If you read it, you'll see that's what the article says. ;)
It makes the point that 20% of food is unnecessarily wasted due to confusion about what those dates mean.
The dates are often subjectively determined by focus group taste tests instead of being scientifically and objectively determined.
 
Been my experience canned tomato products are the thing to really watch out for. They are usually what will go bad first in the pantry, because of their high acidity and interaction with any metal they touch. If the can/lid is bulging the slightest bit, hisses one iota upon opening, they are discolored in any way at the top, or look/smell off in any way in the jar, OUT THEY GO. I have found they have been suspect within 1-2 years of the "best by" date, whereas other canned good can be good 5 years beyond that date (some preppers report even longer out). Of course food begins to lose nutrients from the day it is picked or cut off the hoof, so I never lose sight of that fact. But to be quite honest, in a true hunger/starvation situation, I'd settle for a little less in the nutrient profile to stave off those hunger pangs.
 
Parenthetically...
I was reading about the history of the Underwood Food Company (Underwood Deviled Ham) and although they had been canning food since before the Civil War, they noticed that some cans would go bad and start bulging after a while and others would not. In the 1890s, Underwood went to the biology department at MIT for help on finding out why.

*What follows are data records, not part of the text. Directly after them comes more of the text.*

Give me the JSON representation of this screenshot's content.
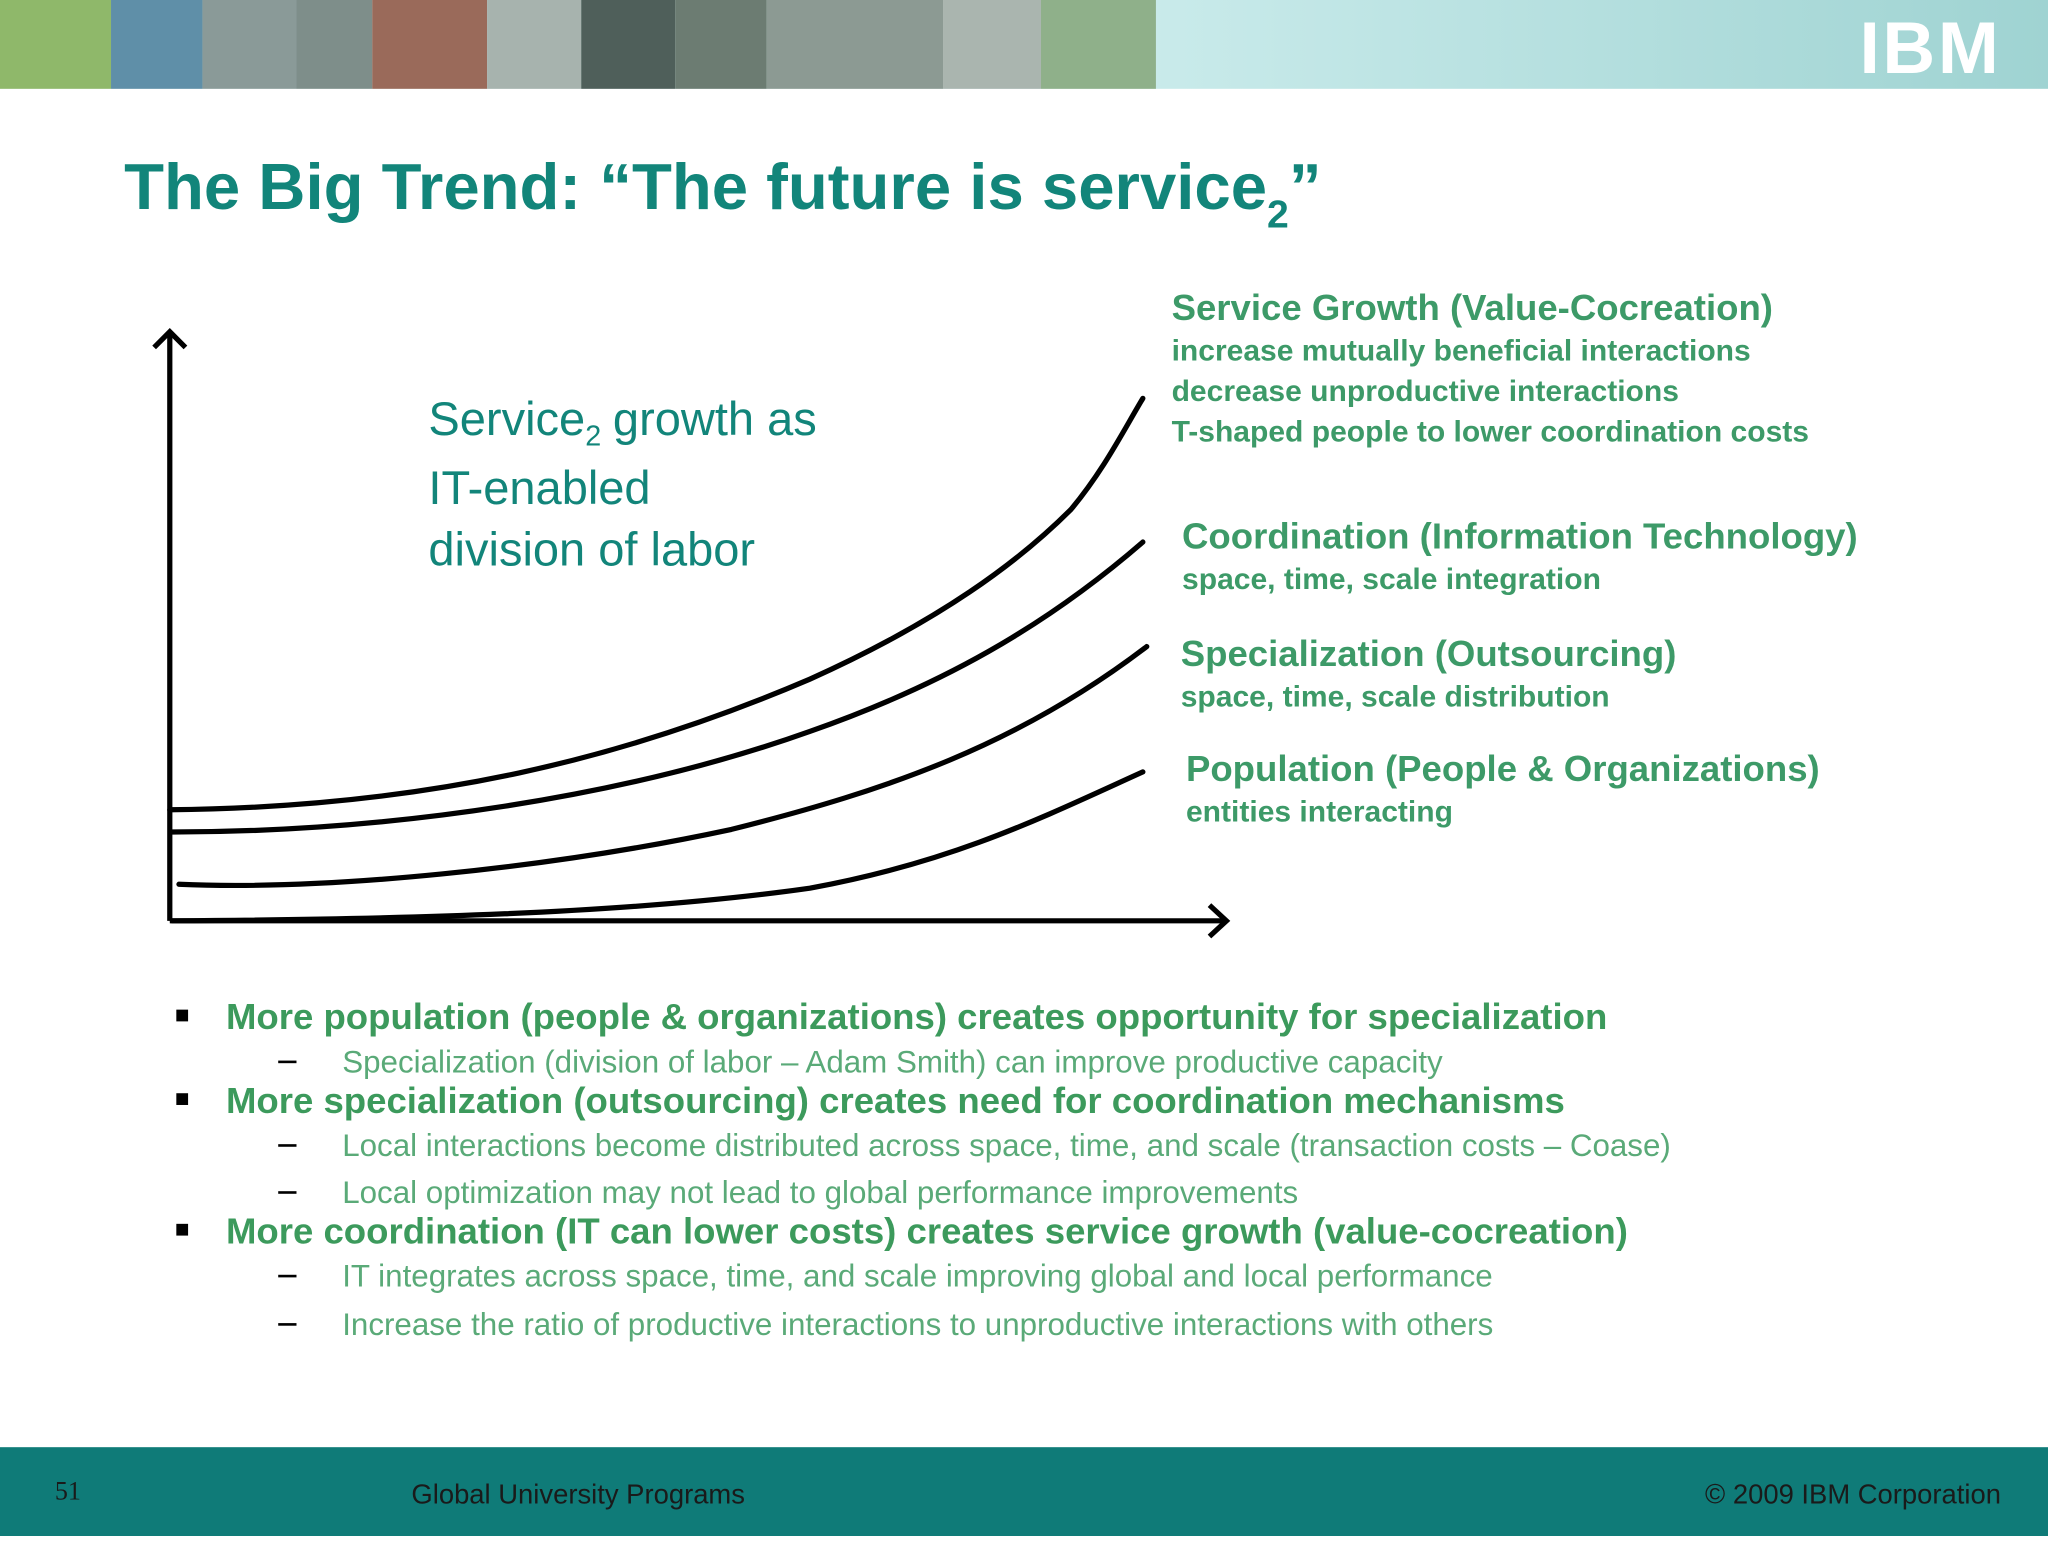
{
  "header": {
    "logo": "IBM"
  },
  "title": {
    "text": "The Big Trend: “The future is service",
    "subscript": "2",
    "end": "”"
  },
  "diagram": {
    "annotation": {
      "word": "Service",
      "subscript": "2",
      "rest": "growth as",
      "line2": "IT-enabled",
      "line3": "division of labor"
    },
    "curves": [
      {
        "title": "Service Growth (Value-Cocreation)",
        "lines": [
          "increase mutually beneficial interactions",
          "decrease unproductive interactions",
          "T-shaped people to lower coordination costs"
        ]
      },
      {
        "title": "Coordination (Information Technology)",
        "lines": [
          "space, time, scale integration"
        ]
      },
      {
        "title": "Specialization (Outsourcing)",
        "lines": [
          "space, time, scale distribution"
        ]
      },
      {
        "title": "Population (People & Organizations)",
        "lines": [
          "entities interacting"
        ]
      }
    ]
  },
  "bullets": [
    {
      "text": "More population (people & organizations) creates opportunity for specialization",
      "subs": [
        "Specialization (division of labor – Adam Smith) can improve productive capacity"
      ]
    },
    {
      "text": "More specialization (outsourcing) creates need for coordination mechanisms",
      "subs": [
        "Local interactions become distributed across space, time, and scale (transaction costs – Coase)",
        "Local optimization may not lead to global performance improvements"
      ]
    },
    {
      "text": "More coordination (IT can lower costs) creates service growth (value-cocreation)",
      "subs": [
        "IT integrates across space, time, and scale improving global and local performance",
        "Increase the ratio of productive interactions to unproductive interactions with others"
      ]
    }
  ],
  "footer": {
    "page": "51",
    "program": "Global University Programs",
    "copyright": "© 2009 IBM Corporation"
  }
}
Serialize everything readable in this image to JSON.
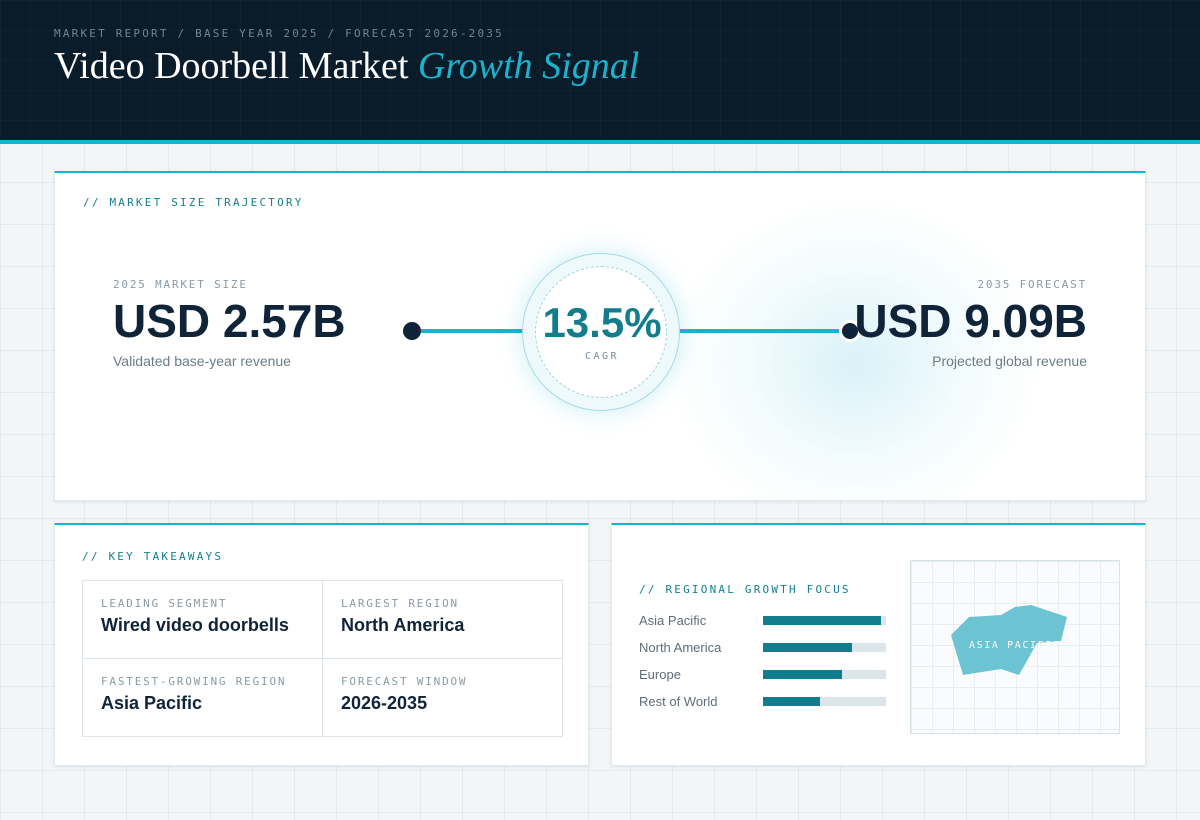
{
  "header": {
    "breadcrumb": "MARKET REPORT / BASE YEAR 2025 / FORECAST 2026-2035",
    "title": "Video Doorbell Market",
    "title_accent": "Growth Signal"
  },
  "trajectory": {
    "label": "// MARKET SIZE TRAJECTORY",
    "start": {
      "caption": "2025 MARKET SIZE",
      "value": "USD 2.57B",
      "sub": "Validated base-year revenue"
    },
    "cagr": {
      "value": "13.5%",
      "caption": "CAGR"
    },
    "end": {
      "caption": "2035 FORECAST",
      "value": "USD 9.09B",
      "sub": "Projected global revenue"
    }
  },
  "takeaways": {
    "label": "// KEY TAKEAWAYS",
    "items": [
      {
        "caption": "LEADING SEGMENT",
        "value": "Wired video doorbells"
      },
      {
        "caption": "LARGEST REGION",
        "value": "North America"
      },
      {
        "caption": "FASTEST-GROWING REGION",
        "value": "Asia Pacific"
      },
      {
        "caption": "FORECAST WINDOW",
        "value": "2026-2035"
      }
    ]
  },
  "regional": {
    "label": "// REGIONAL GROWTH FOCUS",
    "bars": [
      {
        "name": "Asia Pacific",
        "value": 0.96
      },
      {
        "name": "North America",
        "value": 0.72
      },
      {
        "name": "Europe",
        "value": 0.64
      },
      {
        "name": "Rest of World",
        "value": 0.46
      }
    ],
    "map_label": "ASIA PACIFIC"
  },
  "colors": {
    "accent": "#12b5d0",
    "bar": "#127d8c",
    "map_shape": "#6cc3d2",
    "header_bg": "#0a1b2a"
  }
}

MIT discovered the heat resistant botulism spores, and together they invented pressure canning, and the fields of "Food Science" and "Food Technology" were born.
 
If you read it, you'll see that's what the article says. ;)
It makes the point that 20% of food is unnecessarily wasted due to confusion about what those dates mean.
The dates are often subjectively determined by focus group taste tests instead of being scientifically and objectively determined.